What’s special about it?
This is a very unique and ambitious historical film, which – although offering a rich depiction of the past – is also deeply concerned with revealing the inner life and ideas of a progressive and open-minded thinker. As well as being quite visceral, it is very much a film about ideas and ideology.
Gold Coast is quite unconventionally structured and has an intoxicating hallucinatory feel to it. David Lynch’s long-term musical collaborator Angelo Badalamenti contributes the most exquisite electronic score, which works brilliantly at underscoring that dreamlike feeling, but it also brings a modern edge to the story. Jakob Oftebro’s performance as Wulff is extraordinary, with his physical and mental deterioration incredibly convincing. This is a film to experience on the big screen.
The wild card…
The Garbage Helicopter
What’s it about?
Three young Roma Swedes take a 1000km road trip across Sweden to bring their grandmother’s old wall clock back home to her. It’s been at the repair shop for over a year, but it still doesn’t work. As they travel through Sweden they encounter some of the nation’s rather more eccentric elements (the world’s largest broom?), use their talents to avoid roadside cameras at any cost and somehow manage to get involved in major art heist.
Who made it?
This is writer-director Jonas Selberg Augustsén’s first feature. It’s also the first film for the three lead actors: Jessica Szoppe, Christopher Burjanski and Daniel Szoppe.
What’s special about it?
There’s something familiar and yet wildly unique about this film. The setup owes much to Jim Jarmusch’s Stranger than Paradise (1984) and the tone of the film has echoes of both Jarmusch and Roy Andersson, but the story and the setting (the more hokey side of Swedish life, shot in magnificent black and white by Anders Bohman) are wonderfully unique.

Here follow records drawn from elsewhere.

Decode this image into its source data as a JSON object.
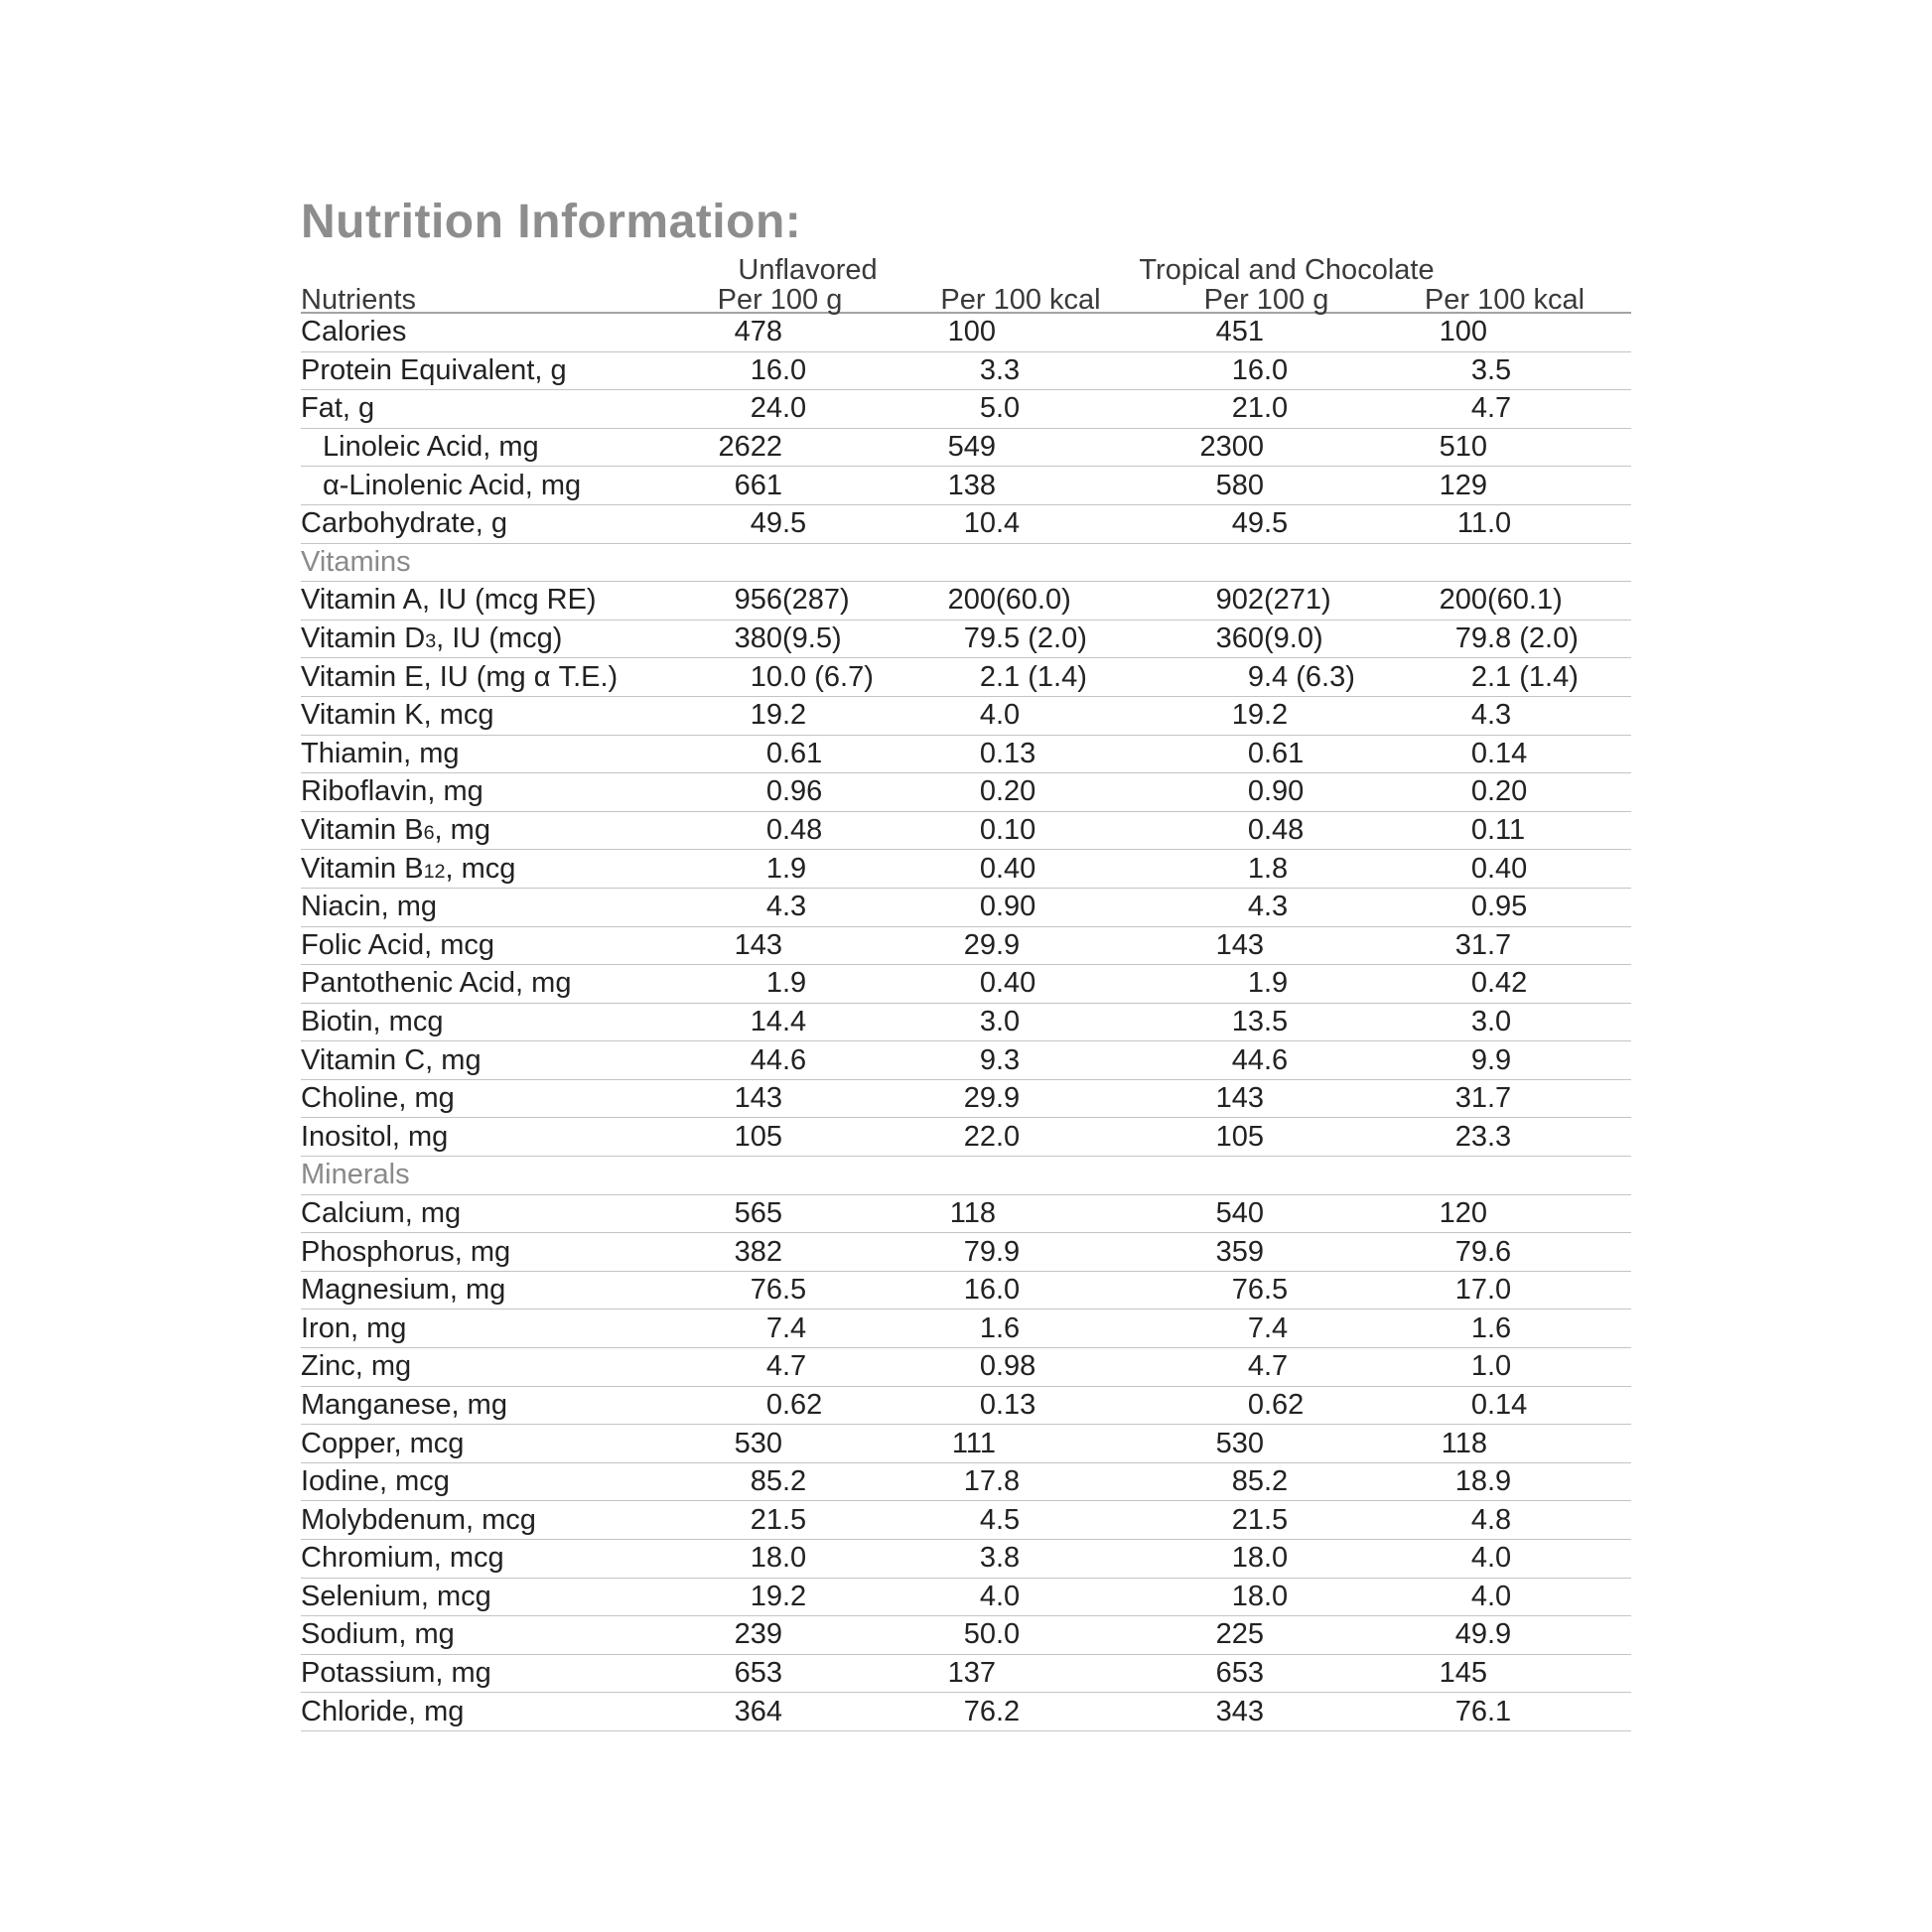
{
  "title": "Nutrition Information:",
  "table": {
    "group_headers": {
      "first": "Unflavored",
      "second": "Tropical and Chocolate"
    },
    "column_headers": {
      "nutrients": "Nutrients",
      "g1": "Per 100 g",
      "kcal1": "Per 100 kcal",
      "g2": "Per 100 g",
      "kcal2": "Per 100 kcal"
    },
    "rows": [
      {
        "label": "Calories",
        "values": [
          "478",
          "100",
          "451",
          "100"
        ]
      },
      {
        "label": "Protein Equivalent, g",
        "values": [
          "16.0",
          "3.3",
          "16.0",
          "3.5"
        ]
      },
      {
        "label": "Fat, g",
        "values": [
          "24.0",
          "5.0",
          "21.0",
          "4.7"
        ]
      },
      {
        "label": "Linoleic Acid, mg",
        "indent": true,
        "values": [
          "2622",
          "549",
          "2300",
          "510"
        ]
      },
      {
        "label": "α-Linolenic Acid, mg",
        "indent": true,
        "values": [
          "661",
          "138",
          "580",
          "129"
        ]
      },
      {
        "label": "Carbohydrate, g",
        "values": [
          "49.5",
          "10.4",
          "49.5",
          "11.0"
        ]
      },
      {
        "label": "Vitamins",
        "section": true,
        "values": []
      },
      {
        "label": "Vitamin A, IU (mcg RE)",
        "values": [
          "956 (287)",
          "200 (60.0)",
          "902 (271)",
          "200 (60.1)"
        ]
      },
      {
        "label": "Vitamin D{3}, IU (mcg)",
        "values": [
          "380 (9.5)",
          "79.5 (2.0)",
          "360 (9.0)",
          "79.8 (2.0)"
        ]
      },
      {
        "label": "Vitamin E, IU (mg α T.E.)",
        "values": [
          "10.0 (6.7)",
          "2.1 (1.4)",
          "9.4 (6.3)",
          "2.1 (1.4)"
        ]
      },
      {
        "label": "Vitamin K, mcg",
        "values": [
          "19.2",
          "4.0",
          "19.2",
          "4.3"
        ]
      },
      {
        "label": "Thiamin, mg",
        "values": [
          "0.61",
          "0.13",
          "0.61",
          "0.14"
        ]
      },
      {
        "label": "Riboflavin, mg",
        "values": [
          "0.96",
          "0.20",
          "0.90",
          "0.20"
        ]
      },
      {
        "label": "Vitamin B{6}, mg",
        "values": [
          "0.48",
          "0.10",
          "0.48",
          "0.11"
        ]
      },
      {
        "label": "Vitamin B{12}, mcg",
        "values": [
          "1.9",
          "0.40",
          "1.8",
          "0.40"
        ]
      },
      {
        "label": "Niacin, mg",
        "values": [
          "4.3",
          "0.90",
          "4.3",
          "0.95"
        ]
      },
      {
        "label": "Folic Acid, mcg",
        "values": [
          "143",
          "29.9",
          "143",
          "31.7"
        ]
      },
      {
        "label": "Pantothenic Acid, mg",
        "values": [
          "1.9",
          "0.40",
          "1.9",
          "0.42"
        ]
      },
      {
        "label": "Biotin, mcg",
        "values": [
          "14.4",
          "3.0",
          "13.5",
          "3.0"
        ]
      },
      {
        "label": "Vitamin C, mg",
        "values": [
          "44.6",
          "9.3",
          "44.6",
          "9.9"
        ]
      },
      {
        "label": "Choline, mg",
        "values": [
          "143",
          "29.9",
          "143",
          "31.7"
        ]
      },
      {
        "label": "Inositol, mg",
        "values": [
          "105",
          "22.0",
          "105",
          "23.3"
        ]
      },
      {
        "label": "Minerals",
        "section": true,
        "values": []
      },
      {
        "label": "Calcium, mg",
        "values": [
          "565",
          "118",
          "540",
          "120"
        ]
      },
      {
        "label": "Phosphorus, mg",
        "values": [
          "382",
          "79.9",
          "359",
          "79.6"
        ]
      },
      {
        "label": "Magnesium, mg",
        "values": [
          "76.5",
          "16.0",
          "76.5",
          "17.0"
        ]
      },
      {
        "label": "Iron, mg",
        "values": [
          "7.4",
          "1.6",
          "7.4",
          "1.6"
        ]
      },
      {
        "label": "Zinc, mg",
        "values": [
          "4.7",
          "0.98",
          "4.7",
          "1.0"
        ]
      },
      {
        "label": "Manganese, mg",
        "values": [
          "0.62",
          "0.13",
          "0.62",
          "0.14"
        ]
      },
      {
        "label": "Copper, mcg",
        "values": [
          "530",
          "111",
          "530",
          "118"
        ]
      },
      {
        "label": "Iodine, mcg",
        "values": [
          "85.2",
          "17.8",
          "85.2",
          "18.9"
        ]
      },
      {
        "label": "Molybdenum, mcg",
        "values": [
          "21.5",
          "4.5",
          "21.5",
          "4.8"
        ]
      },
      {
        "label": "Chromium, mcg",
        "values": [
          "18.0",
          "3.8",
          "18.0",
          "4.0"
        ]
      },
      {
        "label": "Selenium, mcg",
        "values": [
          "19.2",
          "4.0",
          "18.0",
          "4.0"
        ]
      },
      {
        "label": "Sodium, mg",
        "values": [
          "239",
          "50.0",
          "225",
          "49.9"
        ]
      },
      {
        "label": "Potassium, mg",
        "values": [
          "653",
          "137",
          "653",
          "145"
        ]
      },
      {
        "label": "Chloride, mg",
        "values": [
          "364",
          "76.2",
          "343",
          "76.1"
        ]
      }
    ]
  },
  "colors": {
    "title_gray": "#8d8d8d",
    "section_gray": "#8a8a8a",
    "text_dark": "#222222",
    "rule_light": "#c4c4c4",
    "rule_header": "#a3a3a3"
  }
}
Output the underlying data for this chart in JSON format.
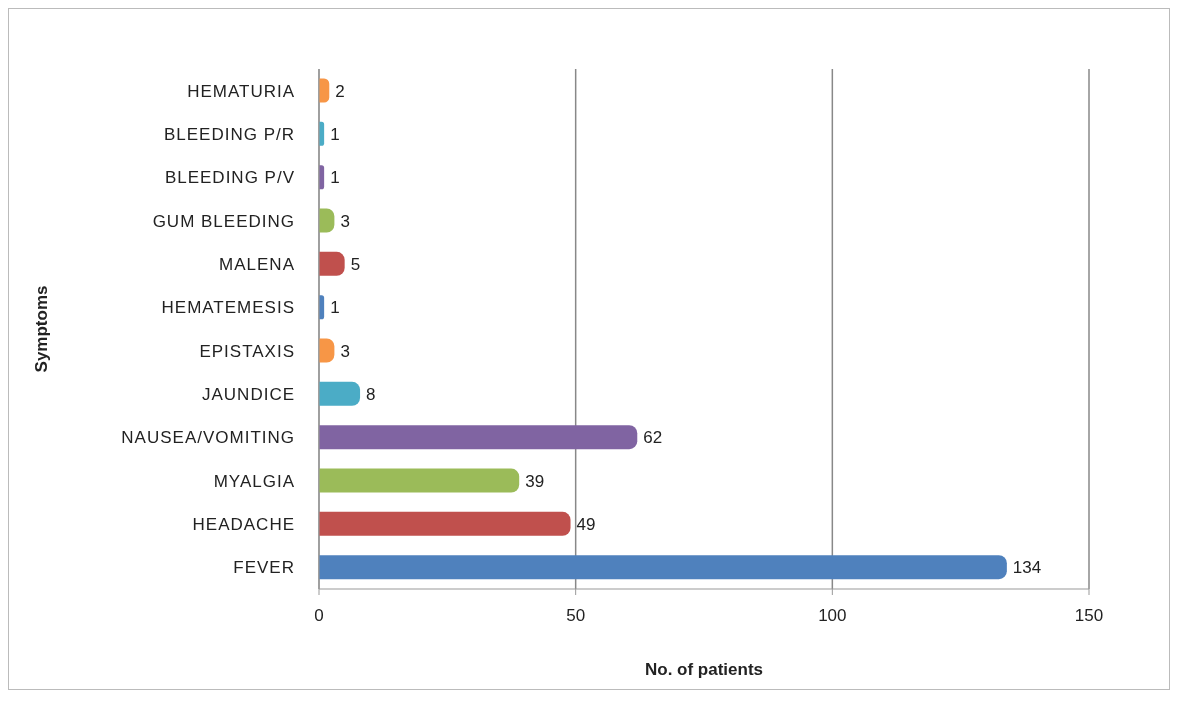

This is the first Swedish film to be made in (predominantly) Roma language, and there’s plenty of humour generated along the way from the native Swedes’ attitudes toward the Roma (mainly assuming they are uneducated and unable to understand Swedish), and sly jokes poked at the manifestations of Swedish civic and national pride the trio encounter on their journey. It’s a laidback deadpan treat.